Because of the lack of context--reliable information about where each item was obtained, who it belonged to, and so on--U.S. intelligence is faced with trying to make sense of a massive, amorphous heap of paper and digital data.
The demands are tremendous. Combat commanders need actionable intelligence so they can turn around and capture or kill more of the enemy (and obtain still more media to exploit). But technical expertise and high-end equipment are hard to come by. So is good, trustworthy linguistic support. Subject matter experts are by and large still back in Washington. Given the problems, how does U.S. intelligence perform deep analysis on data that clearly need it?
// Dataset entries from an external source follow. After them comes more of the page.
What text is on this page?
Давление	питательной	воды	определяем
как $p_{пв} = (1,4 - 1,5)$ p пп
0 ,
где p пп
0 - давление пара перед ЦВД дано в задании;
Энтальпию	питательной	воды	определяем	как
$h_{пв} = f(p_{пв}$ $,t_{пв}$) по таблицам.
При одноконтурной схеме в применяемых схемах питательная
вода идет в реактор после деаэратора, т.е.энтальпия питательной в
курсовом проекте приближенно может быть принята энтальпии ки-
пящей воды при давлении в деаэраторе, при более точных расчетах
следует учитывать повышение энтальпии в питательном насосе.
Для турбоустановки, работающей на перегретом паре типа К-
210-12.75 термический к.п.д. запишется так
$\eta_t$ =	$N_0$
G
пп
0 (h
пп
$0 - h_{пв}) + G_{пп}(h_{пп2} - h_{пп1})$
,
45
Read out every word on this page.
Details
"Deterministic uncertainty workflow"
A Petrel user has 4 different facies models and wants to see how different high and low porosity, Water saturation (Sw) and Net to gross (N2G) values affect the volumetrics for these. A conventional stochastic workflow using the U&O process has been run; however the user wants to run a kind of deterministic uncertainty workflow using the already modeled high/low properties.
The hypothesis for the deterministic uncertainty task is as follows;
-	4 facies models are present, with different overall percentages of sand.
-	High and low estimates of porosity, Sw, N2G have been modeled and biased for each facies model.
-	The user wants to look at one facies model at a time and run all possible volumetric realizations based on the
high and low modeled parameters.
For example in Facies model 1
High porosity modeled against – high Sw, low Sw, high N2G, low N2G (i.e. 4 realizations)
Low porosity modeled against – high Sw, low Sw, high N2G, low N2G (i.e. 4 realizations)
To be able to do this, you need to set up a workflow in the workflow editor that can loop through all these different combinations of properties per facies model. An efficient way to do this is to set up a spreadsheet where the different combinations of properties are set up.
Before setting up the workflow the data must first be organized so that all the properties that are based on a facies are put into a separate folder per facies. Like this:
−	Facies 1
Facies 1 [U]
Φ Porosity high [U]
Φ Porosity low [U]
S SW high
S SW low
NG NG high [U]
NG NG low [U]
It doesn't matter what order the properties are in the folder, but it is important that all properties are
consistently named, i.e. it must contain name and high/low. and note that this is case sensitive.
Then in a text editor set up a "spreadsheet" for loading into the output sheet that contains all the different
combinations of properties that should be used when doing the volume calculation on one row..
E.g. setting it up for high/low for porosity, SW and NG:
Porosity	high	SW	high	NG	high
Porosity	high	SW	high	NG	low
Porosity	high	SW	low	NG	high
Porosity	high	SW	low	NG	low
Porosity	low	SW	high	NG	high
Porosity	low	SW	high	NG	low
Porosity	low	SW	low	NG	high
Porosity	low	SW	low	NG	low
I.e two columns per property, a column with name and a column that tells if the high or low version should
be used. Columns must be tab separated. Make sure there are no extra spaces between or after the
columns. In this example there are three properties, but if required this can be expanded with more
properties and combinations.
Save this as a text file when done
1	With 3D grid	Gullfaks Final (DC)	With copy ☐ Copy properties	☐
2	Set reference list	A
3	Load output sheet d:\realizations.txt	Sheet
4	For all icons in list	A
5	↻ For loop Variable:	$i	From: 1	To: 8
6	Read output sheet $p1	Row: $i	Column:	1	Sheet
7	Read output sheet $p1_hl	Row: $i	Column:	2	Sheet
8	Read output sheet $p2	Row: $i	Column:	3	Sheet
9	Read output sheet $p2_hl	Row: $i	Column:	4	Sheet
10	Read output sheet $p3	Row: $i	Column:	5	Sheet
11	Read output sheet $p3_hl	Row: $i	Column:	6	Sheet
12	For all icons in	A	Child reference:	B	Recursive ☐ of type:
The process of exploitation begins with the recognition that neither human intelligence nor signals intelligence is the be-all and end-all. Human sources can lie. They can hide parts of the truth. Unwitting dupes in a deception scheme can honestly tell you what they think is the truth. Intercepted signals generally reveal only part of the intelligence picture. In a complex web of bad guys, tapping the phones of one or two leaves a lot of gaps, especially when your adversary is a whole network of webs.
Digital media, on the other hand, are less prone to be a means of deception, and even one node of a network can reveal a significant amount about the entire network. Think about the data that you keep on your computers at work and at home. Unless you write fiction for a living, these are the most accurate and factual data that can be obtained about you (short of reading your mind). The memos and letters you write, the financial information you calculate, the websites you visit, and the people you email or instant-message--all this is a gold mine for anyone looking to know who you are, what you do, and with whom you cavort. Now imagine having access to the same data about your adversary.
Enter "computer forensics." Exploiting paper documents is a relatively simple matter of reading and, if necessary, translating. Exploiting digital media is another story. Before you can read the data, you have to find it.
Outside the intelligence field, computer forensics is the process by which data are extracted, preserved, and analyzed for pertinence and meaning. The computer forensics community has worked very hard to bring its practices up to the level portrayed on TV in shows like CSI, where digital evidence is now accepted in court as much as fingerprints or blood splatters.
It stands to reason that the same people, tools, and methods used in computer crime labs are also used in intelligence efforts. However, the courtroom-centric, linear, law-enforcement mindset is actually a hindrance to effective exploitation for purposes of intelligence. A military intelligence unit is not interested in going to court; it is interested in helping soldiers put steel on target. This is not to say that a law enforcement approach has no use in the larger intelligence business (for example, in counterintelligence investigations), but if the goal is good data fast, then what is good for cops is not good for soldiers.
ASSUME OUR HYPOTHETICAL hostile regime was a fairly large country with a population around 25 million. It was not the most technically advanced nation in the world, but it had ministries and industries and was believed to have advanced weapons capabilities. All these needed computers to function. How much data does this translate into? Consider some rough calculations.
One floor of an average-sized university library full of academic journals contains about 100 gigabytes of data, the size of a large but not uncommon hard drive. The data in 100 such hard drives are comparable to the print holdings of the Library of Congress. Care to guess whether our formerly hostile regime had more than 100 computers?